José Sarney – Ex-Presidente da República
O tempo destrói tudo. E constrói. É dele que se faz a vida. Comovem, como exemplo, pessoas que, sendo o presente, são passos do passado. Lembro nossos velhos comunistas, intransigentes, ranzinzas nas posições inabaláveis. Como os santos, acreditavam em Deus e no Diabo. Contra este, matavam; por Aquele, morriam.
Essas reflexões ocorreram-me quando li uma entrevista de Santiago Carrillo, o velho líder comunista espanhol. Ele é da geração e da estirpe dos nossos Prestes, João Amazonas, Giocondo Dias, Álvaro Cunhal, o português. Isso significa vidas – umas mais, outras menos – de exílio, prisões, clandestinidade. Lembro quando transcorreram, na Espanha, os 25 anos da matança da rua Atocha, 55, em Madri, começo da abertura política. O rei Juan Carlos tinha dado o sinal verde. Adolfo Suarez iniciou o processo. Um grupo de ultradireita invadiu o escritório dos advogados dos presos comunistas e assassinou cinco deles, cantando “Cara al Sol”, o hino franquista. Queriam deter a abertura.
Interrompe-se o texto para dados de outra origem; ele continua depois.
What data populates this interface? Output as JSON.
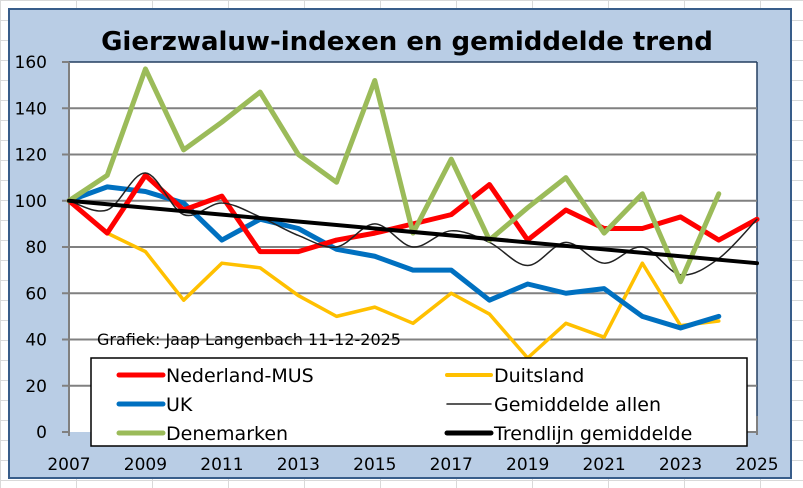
{
  "chart_data": {
    "type": "line",
    "title": "Gierzwaluw-indexen en gemiddelde trend",
    "xlabel": "",
    "ylabel": "",
    "xlim": [
      2007,
      2025
    ],
    "ylim": [
      0,
      160
    ],
    "x_ticks": [
      "2007",
      "2009",
      "2011",
      "2013",
      "2015",
      "2017",
      "2019",
      "2021",
      "2023",
      "2025"
    ],
    "y_ticks": [
      "0",
      "20",
      "40",
      "60",
      "80",
      "100",
      "120",
      "140",
      "160"
    ],
    "grid": "horizontal",
    "legend_placement": "bottom",
    "annotation": "Grafiek: Jaap Langenbach  11-12-2025",
    "series": [
      {
        "name": "Nederland-MUS",
        "color": "#FF0000",
        "style": "thick",
        "x": [
          2007,
          2008,
          2009,
          2010,
          2011,
          2012,
          2013,
          2014,
          2015,
          2016,
          2017,
          2018,
          2019,
          2020,
          2021,
          2022,
          2023,
          2024,
          2025
        ],
        "values": [
          100,
          86,
          111,
          96,
          102,
          78,
          78,
          83,
          86,
          90,
          94,
          107,
          83,
          96,
          88,
          88,
          93,
          83,
          92
        ]
      },
      {
        "name": "Duitsland",
        "color": "#FFC000",
        "style": "medium",
        "x": [
          2007,
          2008,
          2009,
          2010,
          2011,
          2012,
          2013,
          2014,
          2015,
          2016,
          2017,
          2018,
          2019,
          2020,
          2021,
          2022,
          2023,
          2024
        ],
        "values": [
          100,
          86,
          78,
          57,
          73,
          71,
          59,
          50,
          54,
          47,
          60,
          51,
          32,
          47,
          41,
          73,
          46,
          48
        ]
      },
      {
        "name": "UK",
        "color": "#0070C0",
        "style": "thick",
        "x": [
          2007,
          2008,
          2009,
          2010,
          2011,
          2012,
          2013,
          2014,
          2015,
          2016,
          2017,
          2018,
          2019,
          2020,
          2021,
          2022,
          2023,
          2024
        ],
        "values": [
          100,
          106,
          104,
          99,
          83,
          92,
          88,
          79,
          76,
          70,
          70,
          57,
          64,
          60,
          62,
          50,
          45,
          50
        ]
      },
      {
        "name": "Gemiddelde allen",
        "color": "#222222",
        "style": "thin-smooth",
        "x": [
          2007,
          2008,
          2009,
          2010,
          2011,
          2012,
          2013,
          2014,
          2015,
          2016,
          2017,
          2018,
          2019,
          2020,
          2021,
          2022,
          2023,
          2024,
          2025
        ],
        "values": [
          100,
          96,
          112,
          94,
          99,
          93,
          85,
          80,
          90,
          80,
          87,
          82,
          72,
          82,
          73,
          80,
          68,
          75,
          92
        ]
      },
      {
        "name": "Denemarken",
        "color": "#9BBB59",
        "style": "thick",
        "x": [
          2007,
          2008,
          2009,
          2010,
          2011,
          2012,
          2013,
          2014,
          2015,
          2016,
          2017,
          2018,
          2019,
          2020,
          2021,
          2022,
          2023,
          2024
        ],
        "values": [
          100,
          111,
          157,
          122,
          134,
          147,
          120,
          108,
          152,
          86,
          118,
          83,
          97,
          110,
          86,
          103,
          65,
          103
        ]
      },
      {
        "name": "Trendlijn gemiddelde",
        "color": "#000000",
        "style": "thick-trend",
        "x": [
          2007,
          2025
        ],
        "values": [
          100,
          73
        ]
      }
    ]
  }
}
Carrilo depõe: “A partir desse instante, tudo mudou”. Todos se uniram para enfrentar o radicalismo. Surgiu Moncloa e a legalização do Partido Comunista Espanhol. Quando se fala na democratização espanhola, esquecemos que foi marcada por um banho de sangue.
O Brasil fez a transição mais pacífica de todas. Lembro-me da legalização dos partidos comunistas. Hoje parece um assunto banal. Ser comunista despertava ódio e ameaças. Tancredo Neves, diante do problema, que era crucial para os militares, disse que a legalização do PC era um assunto do Judiciário, não do Executivo. Quando assumi o governo, minha conduta foi remover de uma vez todos os impasses. Tancredo, com sua força política e sua liderança, poderia ter estratégias de aproximação sucessivas. Eu não. Tinha de ganhar tempo para evitar reações. Assim, antes de qualquer discussão, surpreendi a todos recebendo Giocondo Dias, João Amazonas e os líderes dos partidos chamados fora-da-lei. A partir daquele instante, não havia mais o que discutir sobre partidos comunistas. Estavam incorporados ao processo político, com o aval do convívio com o presidente, o que acabava com o preconceito e com a discriminação.
Conheci então, de perto, Giocondo Dias, de quem Jorge Amado gostava muito. Homem simples, patriota e bom. E João Amazonas, que depois assumira a sua aposentadoria, cercado pelo respeito nacional, uma vida de firmeza missionária. Quando conversava com ele, ouvia os passos de sua geração de resistência. Há alguns anos, encontrei-o em um avião, já no esforço da velhice, ainda na paixão da luta. É o mesmo idealista. Prestes, pessoalmente, vi uma só vez – foi visitar-me numa peregrinação que fez ao Congresso. A foto de sua visita foi aproveitada num filme que rodou nos quartéis para mostrar a cumplicidade dos comunistas com a chapa Tancredo-Sarney.
Vejo com o mesmo olhar Castelo Branco, Gustavo Corção, Alceu Amoroso Lima, Sobral Pinto, Raul Pila, Juarez Távora, Austregésilo de Athayde, Barbosa Lima Sobrinho, Arthur Bernardes, Tristão da Cunha. De todos, esquerda ou direita, podíamos discordar, mas jamais deixar de respeitar suas idéias e louvar suas vidas. Nossos velhos são a nossa história.
Hoje, muitos falam da transição democrática citando pessoas com um sotaque de discriminações.
Eu, oleiro desse período, que amassei o duro barro da restauração das instituições, quando vejo a Espanha lembrar seus massacres político-ideológicos, recordo a paz e a tolerância com que o Brasil voltou à democracia.